Bu Balkan müziği kervanına en son eklenen ise, Gayda İstanbul… Son derken aslında yeni bir grup değil Gayda İstanbul. Boğaziçi Gösteri Sanatları Topluluğu içindeki Kardeş Türküler projesinde edinilen deneyimlerin bir uzantısı niteliği taşıyor. Kardeş Türküler’de, bu ülke coğrafyası içinde yaşayan tüm toplumların kendi dillerinde müzikleri söylenirken, Gayda İstanbul’la bu defa olarak Balkan topraklarına yöneliyorlar. Grup, bir süreden bu yana yaptıkları çalışmaları müzikseverlerin beğenisine sunmak için, ilk defa bu akşam Balans’ta sahneye çıkıyor.
Tevfik Çekiç, Ayhan Akkaya, Onur Başkurt, Basri Özkaraağaç, Fehmiye Çelik, Şükrü Tırkış ve Deniz Demirtaş Gayda İstanbul’da yer alan müzisyenlerden. Ekibin bir kısmı Kardeş Türküler’den olsa da, bir kısmı ilk defa böyle bir projenin içinde yer alıyor. Lokal bir çalışma Gayda İstanbul, daha ziyade Balkanları kapsayan, Trakya’yı da içine alan ve İstanbul’da yaşayan halkların; Arnavutların, Boşnakların, Çingenelerin, Makedonların müziklerini içine katan bir çalışma.
“Kardeş Türküler’de Kürtçe, Ermenice, Türkçe, Rumca, Arapça… her dilden şarkılar söylüyoruz; ama bu kültürlerin üzerinde derinleşmek lazım. Her biri derya deniz… Balkan halkları ve Trakya-Rumeli coğrafyası çok büyük göçler yaşamış ve bu göçler, kısmen de olsa bugün hâlâ devam ediyor. O halkların şarkıları üzerinden bir konser çalışması bu.” diyen Fehmiye Çelik, Gayda İstanbul’u aslında bir konser projesi olarak tanımlasa da çalışmanın devamının gelip gelmeyeceğini belirlemek dinleyicilere kalıyor aslında. Kimse tam olarak ne olacağını bilmiyor. “Nasıl bir tepkiyle karşılaşacağımızı biz de merak ediyoruz. Çünkü bu ülkede çok sayıda Boşnak, Arnavut, Roman vs yaşamakla birlikte, çokkültürcü bir anlayışla Rumeli-Balkan-Çingene müzikleri, kendi dillerinde çokça icra edilen müzikler değil. Gerçi, son dönemde, bu alanda ortaya konan çalışmaların sayısı umut verici bir biçimde artıyor. Yine mesela, Roman müzisyenler öncülüğünde bazı çalışmalar yapılıyor ki her biri kendi özelinde çok değerli çalışmalar; ancak Balkan-Trakya-Çingene karakteri ne kadar işin içine giriyor, belki o noktalar biraz tartışılabilir. Çokkültürlülüğün hayatımıza işlemesi gerekiyor artık.” diyor grup üyeleri. Ayhan Akkaya, sohbete şöyle devam ediyor: “Kardeş Türküler konserlerinde, her bir kültürü, her bir inancı tek bir şarkıyla örnekleyince bu bazen yeterli olamayabiliyor. Bu alanlarda ayrı ayrı derinleşmek gerekiyor. Balkan müziğinin, bu ülkede yaygın olarak dinlenip dinlenmemesi de bir yerden sonra çok önemli değil bizim için. Neticede bu insanlar var ve bu ülkede yaşıyorlar. Nasıl kendi yemeklerini, kendi kültürlerini getirmişlerse müziklerini de getiriyorlar. İşte biz, o müziklerin peşindeyiz.”
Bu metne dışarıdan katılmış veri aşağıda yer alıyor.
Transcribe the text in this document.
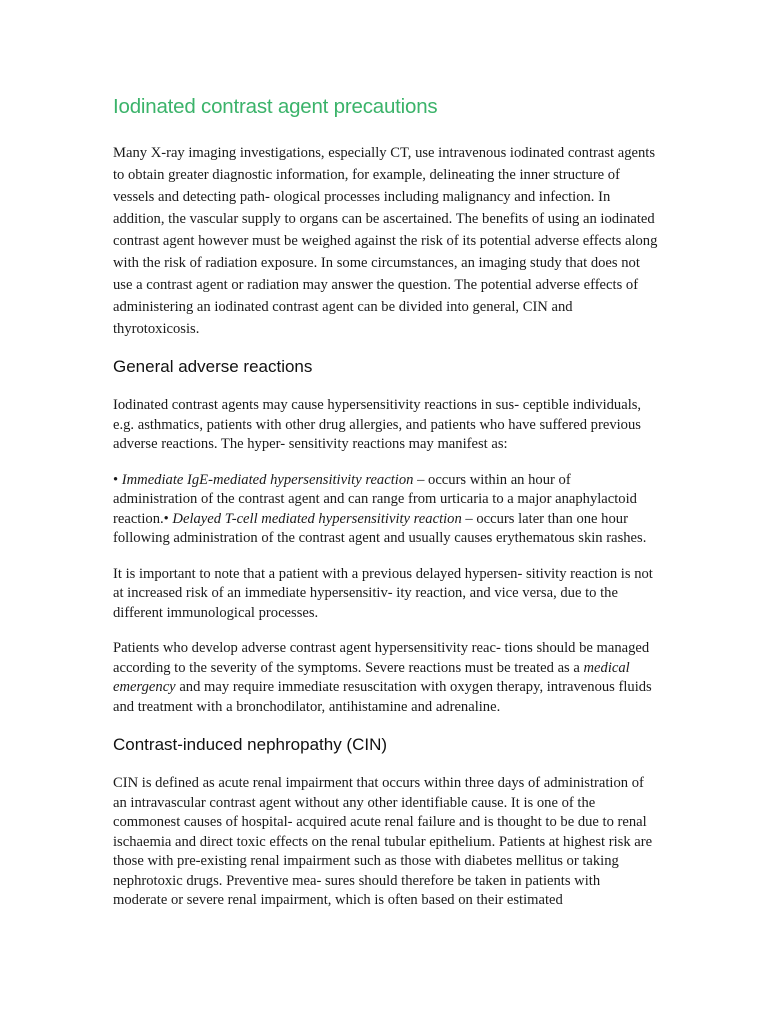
Iodinated contrast agent precautions

Many X-ray imaging investigations, especially CT, use intravenous iodinated contrast agents to obtain greater diagnostic information, for example, delineating the inner structure of vessels and detecting path- ological processes including malignancy and infection. In addition, the vascular supply to organs can be ascertained. The benefits of using an iodinated contrast agent however must be weighed against the risk of its potential adverse effects along with the risk of radiation exposure. In some circumstances, an imaging study that does not use a contrast agent or radiation may answer the question. The potential adverse effects of administering an iodinated contrast agent can be divided into general, CIN and thyrotoxicosis.

General adverse reactions

Iodinated contrast agents may cause hypersensitivity reactions in sus- ceptible individuals, e.g. asthmatics, patients with other drug allergies, and patients who have suffered previous adverse reactions. The hyper- sensitivity reactions may manifest as:

• Immediate IgE-mediated hypersensitivity reaction – occurs within an hour of administration of the contrast agent and can range from urticaria to a major anaphylactoid reaction.• Delayed T-cell mediated hypersensitivity reaction – occurs later than one hour following administration of the contrast agent and usually causes erythematous skin rashes.

It is important to note that a patient with a previous delayed hypersen- sitivity reaction is not at increased risk of an immediate hypersensitiv- ity reaction, and vice versa, due to the different immunological processes.

Patients who develop adverse contrast agent hypersensitivity reac- tions should be managed according to the severity of the symptoms. Severe reactions must be treated as a medical emergency and may require immediate resuscitation with oxygen therapy, intravenous fluids and treatment with a bronchodilator, antihistamine and adrenaline.

Contrast-induced nephropathy (CIN)

CIN is defined as acute renal impairment that occurs within three days of administration of an intravascular contrast agent without any other identifiable cause. It is one of the commonest causes of hospital- acquired acute renal failure and is thought to be due to renal ischaemia and direct toxic effects on the renal tubular epithelium. Patients at highest risk are those with pre-existing renal impairment such as those with diabetes mellitus or taking nephrotoxic drugs. Preventive mea- sures should therefore be taken in patients with moderate or severe renal impairment, which is often based on their estimated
Gayda İstanbul’daki “Gayda” sözcüğü, duyanda ilk önce Balkanları değil de, daha çok İskoçya’yı çağrıştırıyor. Bizler, bu sazın Balkan müziğinde akordeon kadar, keman kadar çok yer almadığını düşünüyorduk; ama durum pek de öyle değilmiş: “Biz de öyle biliyorduk aslında; ama yaptığımız araştırmalar sonrasında anladık ki gayda, bir dönem Balkanlarda da kullanılmış bir müzik aleti. Hatta terminolojiye de o kadar yerleşmiş ki, “gayda ya da kayde tutturmak” gibi sözler, şarkı söylemek olarak da kullanılmaya başlanmış.” diyorlar
Gayda İstanbul’u, bu akşam verilecek konserin ardından bir dizi konser programı bekliyor. Ayhan Akkaya programı şöyle anlatıyor. “Bu konser bizim için final değil, başlangıç. İlk konserimizi verecek, ardından Bursa’ya, oradan da Ankara’ya gideceğiz. Üniversite konserlerimiz olacak. Daha sonra da Balkanlara gitmeyi planlıyoruz. Ne kadar çok konser versek ve ne kadar çok Balkan müzisyeni ile çalışsak bu proje için o kadar faydalı olacağı görüşündeyiz.”